FOX has provided the correct CinemaScope aspect ratio, 2.55:1, for this 1080p/AVC MPEG-4 blu-ray. As mediocre as the film is, the transfer is the complete opposite. Fox has completely restored "THE ROBE," giving it color correction, digital scanning and more, to make the final resulting image one of the better looking blu-rays available! That's not to say "THE ROBE" is perfect. Blacks aren't inky enough to convey exquisite detail in the darkest scenes, and contrast varies in quality, with some scenes falling flat. But, for the majoirty of the film's 2 hour plus running time, detail is astounding, and with vibrant color.
FOX has provided a DTS-HD Master Audio 5.1 mix as well as the 4.0 mix that had been on the previous dvd.

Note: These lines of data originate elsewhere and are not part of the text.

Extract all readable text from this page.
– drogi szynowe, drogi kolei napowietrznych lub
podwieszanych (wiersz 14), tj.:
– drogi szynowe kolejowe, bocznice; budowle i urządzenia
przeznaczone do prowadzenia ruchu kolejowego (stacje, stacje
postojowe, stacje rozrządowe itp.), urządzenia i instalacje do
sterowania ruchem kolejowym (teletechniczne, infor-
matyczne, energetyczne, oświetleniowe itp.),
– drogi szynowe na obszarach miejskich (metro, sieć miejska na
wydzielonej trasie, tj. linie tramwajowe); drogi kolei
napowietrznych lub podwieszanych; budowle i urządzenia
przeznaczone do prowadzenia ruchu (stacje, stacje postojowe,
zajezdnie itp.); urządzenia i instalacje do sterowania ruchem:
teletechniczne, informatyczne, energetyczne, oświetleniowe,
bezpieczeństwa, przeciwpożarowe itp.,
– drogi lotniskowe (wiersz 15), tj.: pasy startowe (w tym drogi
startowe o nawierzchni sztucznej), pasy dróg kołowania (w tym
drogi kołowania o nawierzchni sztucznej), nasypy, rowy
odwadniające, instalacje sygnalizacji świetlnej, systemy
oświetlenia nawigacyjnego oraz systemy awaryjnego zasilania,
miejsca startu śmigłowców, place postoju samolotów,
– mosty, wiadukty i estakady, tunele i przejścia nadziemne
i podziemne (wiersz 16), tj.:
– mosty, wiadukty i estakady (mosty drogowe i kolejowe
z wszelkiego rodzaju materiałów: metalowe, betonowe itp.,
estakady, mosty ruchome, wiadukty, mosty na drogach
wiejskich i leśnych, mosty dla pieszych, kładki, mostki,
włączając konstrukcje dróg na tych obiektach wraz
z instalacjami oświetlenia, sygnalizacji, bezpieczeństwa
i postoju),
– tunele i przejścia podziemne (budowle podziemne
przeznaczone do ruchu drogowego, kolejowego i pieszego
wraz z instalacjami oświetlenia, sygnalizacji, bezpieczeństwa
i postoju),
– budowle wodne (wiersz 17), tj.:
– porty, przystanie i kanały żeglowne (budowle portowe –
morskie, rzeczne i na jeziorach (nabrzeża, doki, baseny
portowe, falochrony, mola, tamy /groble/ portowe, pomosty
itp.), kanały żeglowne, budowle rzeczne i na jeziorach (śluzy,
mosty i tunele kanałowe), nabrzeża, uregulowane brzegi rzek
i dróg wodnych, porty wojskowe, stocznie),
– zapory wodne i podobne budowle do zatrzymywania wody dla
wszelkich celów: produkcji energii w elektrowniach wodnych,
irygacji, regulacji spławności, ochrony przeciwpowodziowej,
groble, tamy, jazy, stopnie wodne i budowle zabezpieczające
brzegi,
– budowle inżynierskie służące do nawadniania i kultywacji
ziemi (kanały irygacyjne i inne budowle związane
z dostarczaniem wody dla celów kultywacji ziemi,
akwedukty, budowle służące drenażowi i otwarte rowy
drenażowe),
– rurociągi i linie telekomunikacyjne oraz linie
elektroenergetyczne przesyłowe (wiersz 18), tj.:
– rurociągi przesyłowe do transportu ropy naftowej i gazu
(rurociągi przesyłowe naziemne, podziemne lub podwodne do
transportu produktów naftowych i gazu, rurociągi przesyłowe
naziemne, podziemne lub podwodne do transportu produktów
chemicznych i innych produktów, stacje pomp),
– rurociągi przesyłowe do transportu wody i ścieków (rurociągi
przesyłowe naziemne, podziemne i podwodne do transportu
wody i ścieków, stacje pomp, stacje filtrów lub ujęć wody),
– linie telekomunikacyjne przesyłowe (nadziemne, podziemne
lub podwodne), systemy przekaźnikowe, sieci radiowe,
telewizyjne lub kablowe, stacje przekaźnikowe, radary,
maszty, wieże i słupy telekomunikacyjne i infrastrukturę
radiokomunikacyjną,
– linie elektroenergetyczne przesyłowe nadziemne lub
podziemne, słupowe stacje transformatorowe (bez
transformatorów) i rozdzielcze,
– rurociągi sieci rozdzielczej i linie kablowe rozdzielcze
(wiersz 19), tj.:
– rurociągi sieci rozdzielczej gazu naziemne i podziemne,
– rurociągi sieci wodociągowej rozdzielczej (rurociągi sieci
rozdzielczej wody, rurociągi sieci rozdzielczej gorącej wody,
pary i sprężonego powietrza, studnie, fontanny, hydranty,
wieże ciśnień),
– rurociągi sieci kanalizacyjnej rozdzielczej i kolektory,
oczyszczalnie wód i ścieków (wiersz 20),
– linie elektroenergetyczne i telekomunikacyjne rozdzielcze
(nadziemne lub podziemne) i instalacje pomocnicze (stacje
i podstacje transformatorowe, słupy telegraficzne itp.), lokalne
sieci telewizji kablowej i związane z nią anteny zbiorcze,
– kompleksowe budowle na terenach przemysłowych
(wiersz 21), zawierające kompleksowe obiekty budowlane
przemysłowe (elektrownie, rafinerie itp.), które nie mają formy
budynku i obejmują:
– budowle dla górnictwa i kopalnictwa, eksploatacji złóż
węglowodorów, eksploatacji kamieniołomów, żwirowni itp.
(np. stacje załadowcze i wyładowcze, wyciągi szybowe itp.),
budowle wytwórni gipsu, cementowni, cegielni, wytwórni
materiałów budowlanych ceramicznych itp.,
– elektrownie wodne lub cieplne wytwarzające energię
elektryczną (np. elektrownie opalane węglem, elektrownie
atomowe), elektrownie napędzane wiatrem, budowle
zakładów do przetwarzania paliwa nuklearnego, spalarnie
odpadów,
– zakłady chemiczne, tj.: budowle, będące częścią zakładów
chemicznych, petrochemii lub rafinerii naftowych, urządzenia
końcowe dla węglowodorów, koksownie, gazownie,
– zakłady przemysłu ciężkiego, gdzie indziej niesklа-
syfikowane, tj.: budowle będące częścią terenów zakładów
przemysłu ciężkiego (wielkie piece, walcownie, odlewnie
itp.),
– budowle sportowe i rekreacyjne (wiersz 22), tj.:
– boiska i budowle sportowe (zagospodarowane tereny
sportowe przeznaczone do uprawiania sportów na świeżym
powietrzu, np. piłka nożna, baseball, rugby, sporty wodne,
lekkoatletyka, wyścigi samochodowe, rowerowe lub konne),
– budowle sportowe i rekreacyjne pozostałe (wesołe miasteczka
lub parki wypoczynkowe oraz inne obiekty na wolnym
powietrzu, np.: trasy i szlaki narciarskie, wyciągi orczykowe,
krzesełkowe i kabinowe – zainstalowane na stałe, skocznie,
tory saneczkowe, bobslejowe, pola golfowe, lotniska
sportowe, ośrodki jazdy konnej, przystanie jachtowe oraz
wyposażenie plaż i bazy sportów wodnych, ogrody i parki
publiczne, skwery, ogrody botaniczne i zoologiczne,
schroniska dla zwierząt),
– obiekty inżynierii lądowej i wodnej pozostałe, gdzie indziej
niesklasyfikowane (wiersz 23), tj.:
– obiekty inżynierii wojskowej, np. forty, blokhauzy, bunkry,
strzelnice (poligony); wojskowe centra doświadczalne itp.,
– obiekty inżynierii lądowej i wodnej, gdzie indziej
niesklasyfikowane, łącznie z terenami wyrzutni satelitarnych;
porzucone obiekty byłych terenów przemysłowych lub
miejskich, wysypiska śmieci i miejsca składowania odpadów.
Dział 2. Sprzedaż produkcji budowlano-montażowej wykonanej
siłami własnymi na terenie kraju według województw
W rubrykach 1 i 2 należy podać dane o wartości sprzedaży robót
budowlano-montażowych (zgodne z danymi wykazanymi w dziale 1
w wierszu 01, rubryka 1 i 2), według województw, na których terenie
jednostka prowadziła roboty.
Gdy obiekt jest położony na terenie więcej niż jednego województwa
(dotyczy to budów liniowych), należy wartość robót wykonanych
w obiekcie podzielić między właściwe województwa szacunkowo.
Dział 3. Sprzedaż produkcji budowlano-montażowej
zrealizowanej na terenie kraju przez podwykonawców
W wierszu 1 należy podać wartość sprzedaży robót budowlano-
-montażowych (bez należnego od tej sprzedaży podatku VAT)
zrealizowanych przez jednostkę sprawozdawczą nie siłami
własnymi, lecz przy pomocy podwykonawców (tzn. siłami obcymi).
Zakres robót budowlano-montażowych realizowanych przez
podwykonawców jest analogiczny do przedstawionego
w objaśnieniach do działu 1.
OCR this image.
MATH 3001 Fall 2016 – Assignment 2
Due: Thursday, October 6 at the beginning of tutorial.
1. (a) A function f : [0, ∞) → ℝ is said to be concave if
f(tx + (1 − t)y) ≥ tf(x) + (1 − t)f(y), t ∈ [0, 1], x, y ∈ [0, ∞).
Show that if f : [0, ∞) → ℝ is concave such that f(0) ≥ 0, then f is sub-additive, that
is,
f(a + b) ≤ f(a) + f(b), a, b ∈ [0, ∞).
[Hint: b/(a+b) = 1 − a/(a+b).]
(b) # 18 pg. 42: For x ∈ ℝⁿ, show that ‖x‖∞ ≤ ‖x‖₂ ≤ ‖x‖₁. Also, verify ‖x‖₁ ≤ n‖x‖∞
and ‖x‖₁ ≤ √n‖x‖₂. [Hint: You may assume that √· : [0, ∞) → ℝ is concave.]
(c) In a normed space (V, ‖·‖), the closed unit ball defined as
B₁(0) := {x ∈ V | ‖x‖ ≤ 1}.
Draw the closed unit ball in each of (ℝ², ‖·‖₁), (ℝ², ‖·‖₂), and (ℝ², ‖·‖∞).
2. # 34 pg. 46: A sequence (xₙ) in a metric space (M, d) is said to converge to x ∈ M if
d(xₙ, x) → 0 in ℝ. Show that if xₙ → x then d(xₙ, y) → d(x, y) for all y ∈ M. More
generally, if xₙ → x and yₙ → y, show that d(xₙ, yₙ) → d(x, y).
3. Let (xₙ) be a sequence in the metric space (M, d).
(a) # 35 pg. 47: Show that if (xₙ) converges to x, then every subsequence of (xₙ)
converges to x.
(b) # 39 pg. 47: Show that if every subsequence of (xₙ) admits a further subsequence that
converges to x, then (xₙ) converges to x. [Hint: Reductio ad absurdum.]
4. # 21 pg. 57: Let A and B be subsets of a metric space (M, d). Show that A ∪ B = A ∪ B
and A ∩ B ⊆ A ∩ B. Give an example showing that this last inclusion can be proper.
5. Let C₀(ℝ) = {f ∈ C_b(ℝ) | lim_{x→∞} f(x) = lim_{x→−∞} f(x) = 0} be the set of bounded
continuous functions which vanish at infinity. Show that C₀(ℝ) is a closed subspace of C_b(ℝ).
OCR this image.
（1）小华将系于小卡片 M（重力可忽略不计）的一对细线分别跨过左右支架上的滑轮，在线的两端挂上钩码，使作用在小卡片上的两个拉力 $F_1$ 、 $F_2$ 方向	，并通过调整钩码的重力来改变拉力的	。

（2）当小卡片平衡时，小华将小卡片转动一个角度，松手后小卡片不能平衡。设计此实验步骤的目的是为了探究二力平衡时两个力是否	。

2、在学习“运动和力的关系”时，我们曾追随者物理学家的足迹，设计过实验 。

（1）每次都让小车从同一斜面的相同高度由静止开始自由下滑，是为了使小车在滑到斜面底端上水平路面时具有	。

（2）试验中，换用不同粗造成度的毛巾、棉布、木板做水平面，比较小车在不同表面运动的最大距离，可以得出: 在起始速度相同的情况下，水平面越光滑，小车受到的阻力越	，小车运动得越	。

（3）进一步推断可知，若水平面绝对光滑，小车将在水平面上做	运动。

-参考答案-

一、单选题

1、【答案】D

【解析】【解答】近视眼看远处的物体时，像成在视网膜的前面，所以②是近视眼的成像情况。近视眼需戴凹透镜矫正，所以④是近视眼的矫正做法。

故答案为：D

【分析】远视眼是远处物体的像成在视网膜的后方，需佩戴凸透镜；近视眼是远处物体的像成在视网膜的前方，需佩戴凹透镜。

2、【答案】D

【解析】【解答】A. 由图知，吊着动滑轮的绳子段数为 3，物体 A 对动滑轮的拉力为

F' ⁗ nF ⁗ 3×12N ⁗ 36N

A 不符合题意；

The lossy mix is a major improvement in dynamic range, with fuller bass and in emphasizing the great score. Surrounds are restrained, however the front speakers benefit from a wide range of separation effects. Dialogue is always perfectly intelligible and balanced.
FOX has included some great extras as well as some unnecessary ones. While it's always great to see Martin Scorsese, an intro less than 1 minute long, is useless! Why bother to feature someone so full of knowledge and not offer time for a great commentary/discussion? The audio commentary with the son of the original composer and film historians is often interesting, but trying to sit through for the entire duration. A still gallery, interactive press kit and great documentary, are all offered in HD.
Additionally, there are featurettes, interviews, trailers and more, all in HD. But, the best extras are the "BONUSVIEW" ones, especially one that compares the widescreen version with a standard version.